I normally refrain from writing bad reviews in this column, but I will make this installment an exception. I do so not to impugn Mr. Laube or Redtree but to defend the honor of pinot noir. I not only disagree with his review but also think that his choosing Redtree as an example of pinot noir gives the varietal a bad name. I will counter his thoughts by highlighting two pinot noirs I consider to be better illustrations of this variety’s potential.

Perhaps Mr. Laube suffered from a head cold the day he tasted the wine, or his usually reliable palate betrayed him, but his review misses the mark. I argue that Redtree is not as good as he claims and doesn’t taste like he describes. It offers thin aromas of cran-apple juice and flavors of bright cherry and pluot. That’s it. It’s not bad; it’s just … simple. And therein lies the source of my frustration. I think pinot noirs should be anything but simple.

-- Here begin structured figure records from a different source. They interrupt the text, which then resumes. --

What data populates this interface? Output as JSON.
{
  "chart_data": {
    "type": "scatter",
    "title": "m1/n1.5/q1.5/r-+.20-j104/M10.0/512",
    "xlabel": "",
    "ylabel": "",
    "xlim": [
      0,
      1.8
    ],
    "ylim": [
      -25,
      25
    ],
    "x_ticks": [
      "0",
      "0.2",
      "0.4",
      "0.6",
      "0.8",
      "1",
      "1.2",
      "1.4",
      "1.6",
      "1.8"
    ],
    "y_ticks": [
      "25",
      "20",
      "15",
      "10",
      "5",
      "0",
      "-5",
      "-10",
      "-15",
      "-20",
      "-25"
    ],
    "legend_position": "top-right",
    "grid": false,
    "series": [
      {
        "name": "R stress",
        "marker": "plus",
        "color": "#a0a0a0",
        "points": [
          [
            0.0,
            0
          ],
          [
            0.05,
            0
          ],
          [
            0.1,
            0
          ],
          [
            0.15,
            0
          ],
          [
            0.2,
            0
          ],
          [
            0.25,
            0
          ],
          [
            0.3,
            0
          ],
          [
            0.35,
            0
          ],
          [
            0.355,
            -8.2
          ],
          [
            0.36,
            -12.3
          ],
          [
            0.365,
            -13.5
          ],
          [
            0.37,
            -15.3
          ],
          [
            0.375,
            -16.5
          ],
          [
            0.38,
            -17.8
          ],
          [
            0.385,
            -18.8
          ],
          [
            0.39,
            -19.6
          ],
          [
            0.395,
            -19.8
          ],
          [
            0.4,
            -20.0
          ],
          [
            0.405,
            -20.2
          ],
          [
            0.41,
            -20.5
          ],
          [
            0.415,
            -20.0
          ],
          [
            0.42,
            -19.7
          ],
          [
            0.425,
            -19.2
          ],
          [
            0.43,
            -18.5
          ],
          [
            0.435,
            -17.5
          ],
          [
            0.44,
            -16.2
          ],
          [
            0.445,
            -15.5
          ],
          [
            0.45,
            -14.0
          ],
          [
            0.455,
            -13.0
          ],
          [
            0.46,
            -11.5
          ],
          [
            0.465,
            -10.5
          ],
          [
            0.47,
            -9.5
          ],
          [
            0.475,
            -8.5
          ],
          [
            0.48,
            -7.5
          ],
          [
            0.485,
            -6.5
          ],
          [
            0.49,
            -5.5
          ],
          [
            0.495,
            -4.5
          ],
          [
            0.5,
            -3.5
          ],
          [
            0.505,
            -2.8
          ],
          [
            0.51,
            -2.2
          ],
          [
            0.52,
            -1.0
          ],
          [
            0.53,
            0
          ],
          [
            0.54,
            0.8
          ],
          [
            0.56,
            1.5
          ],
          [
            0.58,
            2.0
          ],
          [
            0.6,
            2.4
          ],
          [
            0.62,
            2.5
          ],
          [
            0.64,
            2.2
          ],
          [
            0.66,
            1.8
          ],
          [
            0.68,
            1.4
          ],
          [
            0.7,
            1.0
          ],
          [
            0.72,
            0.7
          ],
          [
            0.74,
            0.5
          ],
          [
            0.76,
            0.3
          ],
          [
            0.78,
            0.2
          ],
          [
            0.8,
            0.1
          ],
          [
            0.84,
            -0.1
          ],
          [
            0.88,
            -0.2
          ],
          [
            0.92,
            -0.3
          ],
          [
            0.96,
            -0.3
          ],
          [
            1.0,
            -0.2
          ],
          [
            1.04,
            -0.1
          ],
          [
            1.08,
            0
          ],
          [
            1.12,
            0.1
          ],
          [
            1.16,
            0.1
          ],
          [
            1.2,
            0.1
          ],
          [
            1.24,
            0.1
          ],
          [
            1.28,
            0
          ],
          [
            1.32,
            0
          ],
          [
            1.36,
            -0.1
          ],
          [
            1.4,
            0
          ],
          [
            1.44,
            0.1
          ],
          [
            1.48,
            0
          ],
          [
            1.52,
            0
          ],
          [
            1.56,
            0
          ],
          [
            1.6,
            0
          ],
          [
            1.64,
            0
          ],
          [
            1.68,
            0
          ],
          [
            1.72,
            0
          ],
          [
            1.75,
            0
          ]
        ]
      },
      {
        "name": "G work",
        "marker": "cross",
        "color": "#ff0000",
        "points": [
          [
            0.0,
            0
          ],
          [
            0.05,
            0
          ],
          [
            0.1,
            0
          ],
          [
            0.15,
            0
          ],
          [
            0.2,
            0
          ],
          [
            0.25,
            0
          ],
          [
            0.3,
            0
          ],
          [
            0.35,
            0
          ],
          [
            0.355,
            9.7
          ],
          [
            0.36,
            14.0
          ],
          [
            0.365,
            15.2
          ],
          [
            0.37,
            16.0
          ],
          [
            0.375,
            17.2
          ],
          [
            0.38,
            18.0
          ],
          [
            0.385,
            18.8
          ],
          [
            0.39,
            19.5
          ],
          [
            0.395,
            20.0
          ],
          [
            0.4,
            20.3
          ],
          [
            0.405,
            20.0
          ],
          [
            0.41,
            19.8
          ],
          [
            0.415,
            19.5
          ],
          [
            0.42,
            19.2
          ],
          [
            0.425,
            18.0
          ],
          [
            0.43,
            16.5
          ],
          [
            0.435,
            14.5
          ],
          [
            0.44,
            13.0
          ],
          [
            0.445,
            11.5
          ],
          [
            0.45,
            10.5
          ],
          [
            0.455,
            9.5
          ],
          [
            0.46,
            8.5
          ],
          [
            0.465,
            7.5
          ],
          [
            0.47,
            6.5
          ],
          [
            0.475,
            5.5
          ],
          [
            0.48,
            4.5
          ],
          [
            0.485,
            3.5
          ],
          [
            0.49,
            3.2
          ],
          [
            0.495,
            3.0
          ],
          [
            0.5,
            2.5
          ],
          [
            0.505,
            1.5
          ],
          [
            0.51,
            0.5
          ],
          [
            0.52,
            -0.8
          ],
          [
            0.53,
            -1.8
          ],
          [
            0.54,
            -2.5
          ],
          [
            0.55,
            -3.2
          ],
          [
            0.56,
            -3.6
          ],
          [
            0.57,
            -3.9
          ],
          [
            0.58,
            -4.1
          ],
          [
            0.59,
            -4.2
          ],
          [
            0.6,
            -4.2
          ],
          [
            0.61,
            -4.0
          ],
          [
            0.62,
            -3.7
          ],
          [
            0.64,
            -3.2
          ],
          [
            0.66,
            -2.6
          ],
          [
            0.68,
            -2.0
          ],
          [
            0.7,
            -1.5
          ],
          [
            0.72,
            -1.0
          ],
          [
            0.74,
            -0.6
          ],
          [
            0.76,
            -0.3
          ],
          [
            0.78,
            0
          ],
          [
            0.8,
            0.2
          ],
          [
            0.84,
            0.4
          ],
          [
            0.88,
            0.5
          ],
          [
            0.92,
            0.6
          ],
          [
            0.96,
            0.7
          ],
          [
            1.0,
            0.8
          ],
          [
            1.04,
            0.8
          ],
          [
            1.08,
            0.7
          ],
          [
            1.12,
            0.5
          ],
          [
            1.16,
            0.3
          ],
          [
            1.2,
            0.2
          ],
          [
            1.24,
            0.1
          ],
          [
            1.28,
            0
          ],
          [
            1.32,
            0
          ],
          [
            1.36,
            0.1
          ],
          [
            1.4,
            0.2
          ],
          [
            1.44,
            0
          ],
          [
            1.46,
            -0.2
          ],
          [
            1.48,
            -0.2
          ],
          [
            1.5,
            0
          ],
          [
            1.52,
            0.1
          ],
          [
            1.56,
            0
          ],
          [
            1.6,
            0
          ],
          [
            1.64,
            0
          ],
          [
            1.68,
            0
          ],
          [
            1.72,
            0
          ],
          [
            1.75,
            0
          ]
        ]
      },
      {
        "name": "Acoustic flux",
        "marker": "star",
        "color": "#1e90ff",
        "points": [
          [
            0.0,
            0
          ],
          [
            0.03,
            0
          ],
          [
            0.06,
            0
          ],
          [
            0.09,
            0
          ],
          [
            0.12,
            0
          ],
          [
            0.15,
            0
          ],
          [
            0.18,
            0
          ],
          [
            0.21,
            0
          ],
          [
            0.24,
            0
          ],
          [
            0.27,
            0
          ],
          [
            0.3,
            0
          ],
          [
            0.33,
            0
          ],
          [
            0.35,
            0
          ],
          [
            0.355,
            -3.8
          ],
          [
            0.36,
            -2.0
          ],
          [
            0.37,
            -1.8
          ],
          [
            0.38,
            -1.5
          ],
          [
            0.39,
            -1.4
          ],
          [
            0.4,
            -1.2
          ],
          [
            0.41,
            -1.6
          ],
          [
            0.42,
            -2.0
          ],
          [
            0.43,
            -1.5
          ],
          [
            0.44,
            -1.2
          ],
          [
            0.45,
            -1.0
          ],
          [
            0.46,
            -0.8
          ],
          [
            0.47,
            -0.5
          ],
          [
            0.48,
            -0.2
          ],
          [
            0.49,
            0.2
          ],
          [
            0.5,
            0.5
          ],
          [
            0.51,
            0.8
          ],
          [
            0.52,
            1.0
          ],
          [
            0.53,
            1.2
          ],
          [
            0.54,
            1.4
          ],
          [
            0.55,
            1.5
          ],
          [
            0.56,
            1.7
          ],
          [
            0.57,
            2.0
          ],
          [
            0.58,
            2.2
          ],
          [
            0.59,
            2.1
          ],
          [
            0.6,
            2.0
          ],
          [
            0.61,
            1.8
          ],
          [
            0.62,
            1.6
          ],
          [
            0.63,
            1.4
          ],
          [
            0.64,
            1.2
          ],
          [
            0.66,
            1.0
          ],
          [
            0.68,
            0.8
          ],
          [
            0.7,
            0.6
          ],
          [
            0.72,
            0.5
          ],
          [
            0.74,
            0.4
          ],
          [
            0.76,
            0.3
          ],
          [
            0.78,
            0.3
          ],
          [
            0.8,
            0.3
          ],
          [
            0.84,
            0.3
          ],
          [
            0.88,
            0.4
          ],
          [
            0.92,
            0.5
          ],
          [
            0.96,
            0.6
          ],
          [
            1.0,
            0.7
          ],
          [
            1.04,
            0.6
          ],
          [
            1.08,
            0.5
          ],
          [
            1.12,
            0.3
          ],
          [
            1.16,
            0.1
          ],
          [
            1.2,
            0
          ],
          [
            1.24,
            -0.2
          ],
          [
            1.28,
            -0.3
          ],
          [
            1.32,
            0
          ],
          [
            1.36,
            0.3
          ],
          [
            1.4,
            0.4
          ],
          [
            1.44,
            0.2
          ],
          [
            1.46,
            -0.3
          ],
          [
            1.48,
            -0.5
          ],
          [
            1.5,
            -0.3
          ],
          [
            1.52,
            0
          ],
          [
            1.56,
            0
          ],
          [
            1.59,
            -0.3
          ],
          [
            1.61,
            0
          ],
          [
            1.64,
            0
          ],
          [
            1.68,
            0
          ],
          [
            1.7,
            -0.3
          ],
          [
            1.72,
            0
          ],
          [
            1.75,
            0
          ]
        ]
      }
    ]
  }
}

Pinot noir is fickle and capricious on the vine and in the bottle. It is inherently nuanced and mercurial. Its flavors are thrilling and haunting. According to an old French saying, “Cabernet throws you down and rips your clothes off, but pinot subtly convinces you to take them off yourself.”

To praise Redtree as an above-average expression of pinot noir is like applauding a tenor for clearing his throat. If you don’t have a lot of money to spend and want to get a glimpse of how special the grape can be, try the following wines. Both are widely available in stores on Capitol Hill.

Estancia Pinot Noir Monterey County Pinnacles Ranches 2007 ($15) — Ripe, rich red fruit with hints of black cherry, fresh earth, sage and mineral.
Bogle Pinot Noir Russian River Valley 2006 ($13) — Complex, harmonious raspberry and blueberry fruit with spicy notes. Full-bodied and elegant with a lingering finish.